I’ll look at it (tomorrow)…

I managed to do a workaround by converting the string categorical arrays to their levels

 X_int = @transform(X,
  :origin = categorical(levelcode.(:origin), ordered=false),
  :destination = categorical(levelcode.(:destination), ordered=false))

resulting in the schema:

julia> schema(X_int)
┌─────────────┬───────────────────┬─────────────────────────────────┐
│ names       │ scitypes          │ types                           │
├─────────────┼───────────────────┼─────────────────────────────────┤
│ dow         │ OrderedFactor{7}  │ CategoricalValue{Int64, UInt32} │
│ start_month │ OrderedFactor{2}  │ CategoricalValue{Int64, UInt32} │
│ start_hour  │ OrderedFactor{24} │ CategoricalValue{Int64, UInt32} │
│ origin      │ Multiclass{8}     │ CategoricalValue{Int64, UInt32} │
│ destination │ Multiclass{7}     │ CategoricalValue{Int64, UInt32} │
└─────────────┴───────────────────┴─────────────────────────────────┘

and this works when evaluated!

That aside though, shouldn’t the original data (one with string categorical arrays) work?

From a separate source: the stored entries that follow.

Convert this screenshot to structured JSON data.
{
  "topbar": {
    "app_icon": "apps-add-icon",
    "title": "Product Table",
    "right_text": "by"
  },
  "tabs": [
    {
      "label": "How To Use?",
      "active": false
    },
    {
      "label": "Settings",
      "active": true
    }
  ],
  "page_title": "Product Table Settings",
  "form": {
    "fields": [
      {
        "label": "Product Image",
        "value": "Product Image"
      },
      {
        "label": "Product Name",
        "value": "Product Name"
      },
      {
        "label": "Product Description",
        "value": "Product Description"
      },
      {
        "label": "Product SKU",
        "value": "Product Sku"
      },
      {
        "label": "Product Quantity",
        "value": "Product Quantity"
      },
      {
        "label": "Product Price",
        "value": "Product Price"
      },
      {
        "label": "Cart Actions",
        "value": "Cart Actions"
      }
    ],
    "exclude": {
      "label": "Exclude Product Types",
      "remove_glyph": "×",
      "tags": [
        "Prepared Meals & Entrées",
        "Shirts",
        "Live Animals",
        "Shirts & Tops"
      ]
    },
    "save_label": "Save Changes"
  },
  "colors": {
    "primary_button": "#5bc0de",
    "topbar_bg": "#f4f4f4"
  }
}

Yes, indeed the model works even without the two coerce call (in your first post) because the inner BetaML model already considers by default X string values categorical and Y integer values continuous.

I still have 2 problems that I need to check:

  • why with the coerce call on the X I have the error
  • why I have the MLJ warning, as in theory the BetaML random forest should accept “any” type of data in input

EDIT: The error in BetaML is indeed linked to the conversion to Matrix of the dataframe (Matrix(X)), it is this line to rise the error.

I’d like to add that one of the reasons we created DataScienceTraits.jl in place of ScientificTypes.jl was because the defaults were not very good.

Actually, it defaulted to treating y as Count, so while I think it will still work with the regression, doing models(matching(X,y)) returns nothing.

As I’m just starting out with Julia, the convo went over my head but if I got it correctly, it’s less of an error due to misuse but some gaps in MLJ’s conversion for BetaML?